I had to end this conversation, didn't wanna talk about it. So after it i feel kind of better, my thoughts about her immaturity and that she don't know what she wants and that she ALWAYS thinks that the grass is greener on the other side and wants to have something which she cannot have at the moment have been confirmed in my mind. Still i don't know...Do i want to be with her? Or no? i have mixed feelings. I know that i love her, but still she doesn't bothered to contact me, even though she said that we are very close and she wants to be friends... I really feel alright at the time, not good not bad, but alright, have met new people, found new interesting activities, have alot of work, which i enjoy... And after that conversation something tells me i have to contact her to know who is she doing, but why would i care that she feels bad?

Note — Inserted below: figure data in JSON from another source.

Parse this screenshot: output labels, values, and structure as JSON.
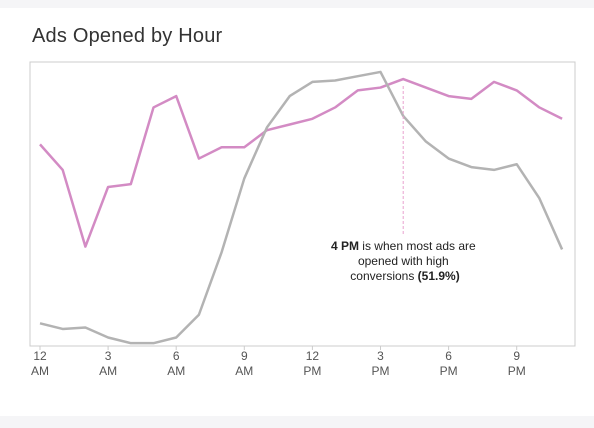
{
  "chart_data": {
    "type": "line",
    "title": "Ads Opened by Hour",
    "x": [
      0,
      1,
      2,
      3,
      4,
      5,
      6,
      7,
      8,
      9,
      10,
      11,
      12,
      13,
      14,
      15,
      16,
      17,
      18,
      19,
      20,
      21,
      22,
      23
    ],
    "xticks": [
      {
        "x": 0,
        "line1": "12",
        "line2": "AM"
      },
      {
        "x": 3,
        "line1": "3",
        "line2": "AM"
      },
      {
        "x": 6,
        "line1": "6",
        "line2": "AM"
      },
      {
        "x": 9,
        "line1": "9",
        "line2": "AM"
      },
      {
        "x": 12,
        "line1": "12",
        "line2": "PM"
      },
      {
        "x": 15,
        "line1": "3",
        "line2": "PM"
      },
      {
        "x": 18,
        "line1": "6",
        "line2": "PM"
      },
      {
        "x": 21,
        "line1": "9",
        "line2": "PM"
      }
    ],
    "ylim": [
      0,
      100
    ],
    "series": [
      {
        "color": "#d38bc4",
        "values": [
          71,
          62,
          35,
          56,
          57,
          84,
          88,
          66,
          70,
          70,
          76,
          78,
          80,
          84,
          90,
          91,
          94,
          91,
          88,
          87,
          93,
          90,
          84,
          80
        ]
      },
      {
        "color": "#b3b3b3",
        "values": [
          8,
          6,
          6.5,
          3,
          1,
          1,
          3,
          11,
          33,
          59,
          77,
          88,
          93,
          93.5,
          95,
          96.5,
          81,
          72,
          66,
          63,
          62,
          64,
          52,
          34
        ]
      }
    ],
    "annotation": {
      "x": 16,
      "color": "#e9a3cf",
      "line1_bold": "4 PM",
      "line1_rest": " is when most ads are",
      "line2": "opened with high",
      "line3_pre": "conversions ",
      "line3_bold": "(51.9%)"
    }
  }
}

Or should i care?

Posted

I just HAD to reply to this one.

 

Im in a similar position whereby I am the stupid immature gf that pushed the one man that she truly loved away. Hands up, I was so frickin immature and it is, strangely, today that I realised this (3 months after seperating).

After breaking my exes heart, I beeged and pleaded to get back with him but he was too hurt and didnt want to go through the same sh*t again. I understood this and repeatedly said sorry. I knew what I was apologising for but I didnt know the real extent of to why I had to apologize. I guess I was caught up in my emotions.

 

Anywho, Ive reflected deeply on my actions, every single one of them, and I am now ready to give a true and heartfelt apology.....although Im too scared to do it to his face as I still love him deeply and dont want to be rejected again by him.

 

It can take people a LONG time to realise where they went wrong and what they could do to improve themselves. I now know that I have to be much more mature about things, open up and talk even if I dont want to, and most importantly, show my partner the same respect as I would expect from him.

 

Im not saying you should take her back, thats down to you and its also down to if she really and truly has realised her mistakes. Not only has she had to have realised them but she has to have thought through HOW she is going to deal with things in the future.

 

Im now all hepped up on maturity and this is my focus for the next........5 years? How ever long it takes me to improve my maturity levels. Sometimes its hard to not let your emotions effect your actions, the head and the heart are closely related.